8.2. Selon une jurisprudence constante, bien que l'invalidité soit une
notion juridique et économique les données fournies par les médecins
constituent néanmoins un élément utile pour apprécier les conséquences
de l'atteinte à la santé et pour déterminer quels travaux peuvent être
encore raisonnablement exigés de l'assuré (ATF 115 V 133 consid. 2,
114 V 310 consid. 3c; RCC 1991 p. 329 consid. 1c).
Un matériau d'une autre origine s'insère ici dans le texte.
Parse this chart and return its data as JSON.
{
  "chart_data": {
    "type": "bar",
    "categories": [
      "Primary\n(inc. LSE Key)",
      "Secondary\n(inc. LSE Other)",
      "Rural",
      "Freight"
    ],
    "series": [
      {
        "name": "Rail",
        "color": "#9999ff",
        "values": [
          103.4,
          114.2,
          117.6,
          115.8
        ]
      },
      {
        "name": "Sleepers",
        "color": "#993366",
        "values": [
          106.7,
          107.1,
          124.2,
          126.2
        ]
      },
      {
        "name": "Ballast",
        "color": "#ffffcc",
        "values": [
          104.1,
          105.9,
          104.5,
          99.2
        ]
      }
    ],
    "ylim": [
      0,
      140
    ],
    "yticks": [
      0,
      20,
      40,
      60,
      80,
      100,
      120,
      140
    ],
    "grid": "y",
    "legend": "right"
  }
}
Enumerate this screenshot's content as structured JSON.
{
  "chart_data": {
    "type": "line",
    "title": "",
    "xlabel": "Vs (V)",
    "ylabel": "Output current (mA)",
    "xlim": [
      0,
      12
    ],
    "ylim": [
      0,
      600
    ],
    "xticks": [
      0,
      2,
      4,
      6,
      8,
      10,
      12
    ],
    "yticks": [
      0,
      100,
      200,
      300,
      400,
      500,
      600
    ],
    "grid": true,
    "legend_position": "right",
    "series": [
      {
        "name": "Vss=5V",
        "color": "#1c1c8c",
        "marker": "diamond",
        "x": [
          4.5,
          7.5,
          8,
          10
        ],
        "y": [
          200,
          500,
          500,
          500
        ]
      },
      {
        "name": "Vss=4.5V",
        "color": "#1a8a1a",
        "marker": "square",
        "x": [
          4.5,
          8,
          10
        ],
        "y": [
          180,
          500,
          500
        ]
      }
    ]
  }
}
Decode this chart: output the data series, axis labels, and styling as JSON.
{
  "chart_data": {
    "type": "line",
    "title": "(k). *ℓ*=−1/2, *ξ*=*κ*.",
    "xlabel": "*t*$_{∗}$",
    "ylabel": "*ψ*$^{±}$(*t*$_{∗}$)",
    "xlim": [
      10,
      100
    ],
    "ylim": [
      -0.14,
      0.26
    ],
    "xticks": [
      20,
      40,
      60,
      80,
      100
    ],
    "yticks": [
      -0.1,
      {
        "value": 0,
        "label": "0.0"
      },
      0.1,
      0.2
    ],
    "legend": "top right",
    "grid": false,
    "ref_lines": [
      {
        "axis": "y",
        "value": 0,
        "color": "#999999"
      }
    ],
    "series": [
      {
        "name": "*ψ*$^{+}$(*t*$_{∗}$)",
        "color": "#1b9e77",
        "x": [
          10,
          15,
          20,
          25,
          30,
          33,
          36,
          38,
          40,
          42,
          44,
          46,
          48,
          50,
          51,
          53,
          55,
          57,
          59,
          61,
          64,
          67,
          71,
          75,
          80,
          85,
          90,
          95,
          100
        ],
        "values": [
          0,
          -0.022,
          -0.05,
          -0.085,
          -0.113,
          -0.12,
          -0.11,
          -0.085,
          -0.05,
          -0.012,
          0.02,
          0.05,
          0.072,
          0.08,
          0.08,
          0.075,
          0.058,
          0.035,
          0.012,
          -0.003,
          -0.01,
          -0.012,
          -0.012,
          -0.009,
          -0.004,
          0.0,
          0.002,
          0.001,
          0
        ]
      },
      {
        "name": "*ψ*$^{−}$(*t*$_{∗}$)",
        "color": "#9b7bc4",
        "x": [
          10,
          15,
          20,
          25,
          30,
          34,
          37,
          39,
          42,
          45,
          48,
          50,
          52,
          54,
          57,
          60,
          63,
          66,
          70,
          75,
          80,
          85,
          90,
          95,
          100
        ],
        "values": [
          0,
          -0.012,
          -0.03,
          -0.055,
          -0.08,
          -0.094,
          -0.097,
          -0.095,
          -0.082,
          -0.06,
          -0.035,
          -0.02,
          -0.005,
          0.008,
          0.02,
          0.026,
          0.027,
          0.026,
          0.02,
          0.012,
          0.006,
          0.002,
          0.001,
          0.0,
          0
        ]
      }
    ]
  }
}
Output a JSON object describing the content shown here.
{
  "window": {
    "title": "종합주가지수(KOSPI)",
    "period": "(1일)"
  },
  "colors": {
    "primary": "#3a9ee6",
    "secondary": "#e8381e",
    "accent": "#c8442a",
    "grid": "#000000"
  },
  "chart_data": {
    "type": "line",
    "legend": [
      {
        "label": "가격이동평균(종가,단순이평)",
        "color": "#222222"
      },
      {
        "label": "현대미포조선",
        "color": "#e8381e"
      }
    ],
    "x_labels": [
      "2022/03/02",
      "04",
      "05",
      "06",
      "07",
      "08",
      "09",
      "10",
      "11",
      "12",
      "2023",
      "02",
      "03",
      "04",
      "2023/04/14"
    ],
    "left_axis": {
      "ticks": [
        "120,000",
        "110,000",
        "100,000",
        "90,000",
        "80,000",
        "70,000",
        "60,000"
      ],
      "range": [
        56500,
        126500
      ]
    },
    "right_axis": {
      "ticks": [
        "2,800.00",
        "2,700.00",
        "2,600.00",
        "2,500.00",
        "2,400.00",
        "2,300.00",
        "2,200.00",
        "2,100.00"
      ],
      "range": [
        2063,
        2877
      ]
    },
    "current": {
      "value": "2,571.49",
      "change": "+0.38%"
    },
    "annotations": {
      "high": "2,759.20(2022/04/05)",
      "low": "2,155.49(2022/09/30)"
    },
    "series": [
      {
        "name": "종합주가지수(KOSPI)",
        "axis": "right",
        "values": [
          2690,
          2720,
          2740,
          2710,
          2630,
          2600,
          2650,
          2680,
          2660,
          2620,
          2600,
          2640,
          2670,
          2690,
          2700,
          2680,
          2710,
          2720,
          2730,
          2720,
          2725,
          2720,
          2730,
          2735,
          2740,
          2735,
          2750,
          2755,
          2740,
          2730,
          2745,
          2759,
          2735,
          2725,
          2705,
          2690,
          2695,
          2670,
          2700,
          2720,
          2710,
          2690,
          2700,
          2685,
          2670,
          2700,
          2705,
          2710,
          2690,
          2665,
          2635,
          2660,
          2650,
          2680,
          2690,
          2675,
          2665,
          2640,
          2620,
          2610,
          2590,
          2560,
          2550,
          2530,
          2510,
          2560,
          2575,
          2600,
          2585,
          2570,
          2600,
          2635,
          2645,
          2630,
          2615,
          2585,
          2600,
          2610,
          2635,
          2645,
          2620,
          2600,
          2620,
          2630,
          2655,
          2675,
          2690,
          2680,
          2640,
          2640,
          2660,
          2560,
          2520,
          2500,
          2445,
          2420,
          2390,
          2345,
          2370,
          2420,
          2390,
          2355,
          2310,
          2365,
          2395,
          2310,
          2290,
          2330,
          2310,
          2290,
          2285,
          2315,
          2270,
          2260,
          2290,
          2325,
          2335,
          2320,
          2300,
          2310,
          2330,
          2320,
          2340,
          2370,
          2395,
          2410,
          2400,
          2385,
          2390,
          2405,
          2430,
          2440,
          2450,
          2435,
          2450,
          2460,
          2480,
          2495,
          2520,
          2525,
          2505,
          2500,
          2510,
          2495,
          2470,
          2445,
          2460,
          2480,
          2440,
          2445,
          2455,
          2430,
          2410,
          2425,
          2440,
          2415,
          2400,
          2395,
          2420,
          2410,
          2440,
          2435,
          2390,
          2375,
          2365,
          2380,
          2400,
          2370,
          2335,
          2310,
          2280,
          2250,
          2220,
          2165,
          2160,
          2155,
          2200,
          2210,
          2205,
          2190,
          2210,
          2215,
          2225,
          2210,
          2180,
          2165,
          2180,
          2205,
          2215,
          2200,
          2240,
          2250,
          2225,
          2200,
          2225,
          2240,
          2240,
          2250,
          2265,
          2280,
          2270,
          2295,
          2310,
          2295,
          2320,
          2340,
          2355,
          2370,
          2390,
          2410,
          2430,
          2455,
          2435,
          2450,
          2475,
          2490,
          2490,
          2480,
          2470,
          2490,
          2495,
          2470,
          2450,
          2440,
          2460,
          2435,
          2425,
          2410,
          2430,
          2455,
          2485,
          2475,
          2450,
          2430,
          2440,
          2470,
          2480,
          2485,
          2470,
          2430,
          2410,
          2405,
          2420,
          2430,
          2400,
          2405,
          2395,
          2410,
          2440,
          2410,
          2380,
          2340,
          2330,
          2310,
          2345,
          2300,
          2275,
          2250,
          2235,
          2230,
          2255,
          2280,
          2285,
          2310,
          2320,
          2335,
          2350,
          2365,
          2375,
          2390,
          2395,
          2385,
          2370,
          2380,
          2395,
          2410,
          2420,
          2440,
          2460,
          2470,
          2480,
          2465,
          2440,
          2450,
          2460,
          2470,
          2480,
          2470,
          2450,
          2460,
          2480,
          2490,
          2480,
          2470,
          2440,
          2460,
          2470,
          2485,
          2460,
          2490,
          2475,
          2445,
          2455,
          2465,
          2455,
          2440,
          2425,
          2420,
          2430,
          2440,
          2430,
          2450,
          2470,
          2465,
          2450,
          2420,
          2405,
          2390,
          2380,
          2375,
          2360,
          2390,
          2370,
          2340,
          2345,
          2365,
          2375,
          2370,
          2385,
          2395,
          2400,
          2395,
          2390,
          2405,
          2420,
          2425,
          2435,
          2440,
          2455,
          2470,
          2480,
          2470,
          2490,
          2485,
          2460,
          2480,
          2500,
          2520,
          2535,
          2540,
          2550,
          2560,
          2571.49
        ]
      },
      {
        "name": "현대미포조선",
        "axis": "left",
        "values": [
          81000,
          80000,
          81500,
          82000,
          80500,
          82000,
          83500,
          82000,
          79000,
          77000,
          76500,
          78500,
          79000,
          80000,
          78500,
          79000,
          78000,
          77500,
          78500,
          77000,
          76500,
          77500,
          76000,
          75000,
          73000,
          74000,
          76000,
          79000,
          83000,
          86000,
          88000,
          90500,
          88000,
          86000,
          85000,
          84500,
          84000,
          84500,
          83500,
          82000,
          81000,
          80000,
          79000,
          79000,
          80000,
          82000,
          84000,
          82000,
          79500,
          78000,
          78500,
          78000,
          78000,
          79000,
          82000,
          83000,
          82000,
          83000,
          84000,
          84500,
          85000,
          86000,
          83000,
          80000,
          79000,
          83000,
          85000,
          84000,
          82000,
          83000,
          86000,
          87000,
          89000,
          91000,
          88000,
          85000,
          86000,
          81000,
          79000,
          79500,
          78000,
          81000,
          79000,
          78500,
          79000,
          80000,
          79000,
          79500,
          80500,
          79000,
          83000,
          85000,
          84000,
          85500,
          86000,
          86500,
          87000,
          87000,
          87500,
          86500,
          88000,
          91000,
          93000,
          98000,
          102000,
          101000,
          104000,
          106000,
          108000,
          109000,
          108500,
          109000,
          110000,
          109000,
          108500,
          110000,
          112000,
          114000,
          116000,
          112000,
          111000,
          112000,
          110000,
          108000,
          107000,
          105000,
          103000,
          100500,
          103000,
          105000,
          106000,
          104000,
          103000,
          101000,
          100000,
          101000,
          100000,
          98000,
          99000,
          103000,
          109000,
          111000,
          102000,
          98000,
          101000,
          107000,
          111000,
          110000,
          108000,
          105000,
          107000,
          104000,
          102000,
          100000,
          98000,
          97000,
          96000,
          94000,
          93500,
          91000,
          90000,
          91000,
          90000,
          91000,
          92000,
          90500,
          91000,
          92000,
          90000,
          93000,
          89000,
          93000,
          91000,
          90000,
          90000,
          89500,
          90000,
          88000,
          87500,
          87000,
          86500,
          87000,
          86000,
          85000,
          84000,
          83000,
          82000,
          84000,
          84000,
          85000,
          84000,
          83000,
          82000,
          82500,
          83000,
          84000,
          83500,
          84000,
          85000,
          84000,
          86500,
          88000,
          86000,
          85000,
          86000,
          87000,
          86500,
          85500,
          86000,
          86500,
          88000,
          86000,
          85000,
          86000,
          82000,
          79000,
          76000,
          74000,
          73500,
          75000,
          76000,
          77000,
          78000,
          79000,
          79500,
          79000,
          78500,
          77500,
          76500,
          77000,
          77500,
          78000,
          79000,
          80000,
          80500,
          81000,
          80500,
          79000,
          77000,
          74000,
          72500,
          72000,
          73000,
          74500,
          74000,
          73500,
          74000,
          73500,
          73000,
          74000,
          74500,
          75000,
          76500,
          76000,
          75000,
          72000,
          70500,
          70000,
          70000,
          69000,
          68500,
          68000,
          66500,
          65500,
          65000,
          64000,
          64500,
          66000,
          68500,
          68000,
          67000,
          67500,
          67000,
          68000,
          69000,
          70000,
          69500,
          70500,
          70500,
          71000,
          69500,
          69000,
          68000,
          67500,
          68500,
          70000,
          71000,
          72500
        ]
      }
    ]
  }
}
8.3. Le taux d'invalidité d'une personne exerçant une activité lucrative est
fixé d'après la comparaison des revenus prévue à l'art. 16 LPGA,
applicable par le renvoi de l'art. 28 al. 2 LAI, c'est-à-dire essentiellement
selon des considérations économiques. Ainsi le revenu que l'assuré
C-6993/2008
Page 14
aurait pu obtenir s'il n'était pas invalide est comparé avec celui qu'il
pourrait obtenir en exerçant l'activité qui peut être raisonnablement
exigée de lui après les traitements et les mesures de réadaptation, sur un
marché du travail équilibré (méthode générale).
9.
9.1. L'art. 69 RAI prévoit que l'Office AI réunit les pièces nécessaires, en
particulier sur l'état de santé du requérant, son activité, sa capacité de
travail et son aptitude à être réadapté, ainsi que sur l'indication de
mesures déterminées de réadaptation; à cet effet peuvent être exigés ou
effectués des rapports ou des renseignements, des expertises ou des
enquêtes sur place, il peut être fait appel aux spécialistes de l'aide
publique ou privée aux invalides.
9.2. Le tribunal des assurances doit examiner de manière objective tous
les moyens de preuve, quelle que soit leur provenance, puis décider si
les documents à disposition permettent de porter un jugement valable sur
le droit litigieux. Avant de conférer pleine valeur probante à un rapport
médical, il s'assurera que les points litigieux ont fait l'objet d'une étude
circonstanciée, que le rapport se fonde sur des examens complets, qu'il
prend également en considération les plaintes exprimées par la personne
examinée, qu'il a été établi en pleine connaissance de l'anamnèse, que la
description du contexte médical et l'appréciation de la situation médicale
sont claires et enfin que les conclusions de l'expert sont dûment motivées
(ATF 125 V 352 consid. 3a et réf. cit.).
10.
X._______ ne conteste que partiellement la décision du 6 octobre 2008. Il
est d'avis qu'une rente entière doit lui être octroyée pour la période du 1er
octobre 2005 au 31 août 2007 en lieu et place de la demi-rente qui lui a
été versée du 1er octobre 2005 au 31 août 2006 (infra consid. 11 et 12).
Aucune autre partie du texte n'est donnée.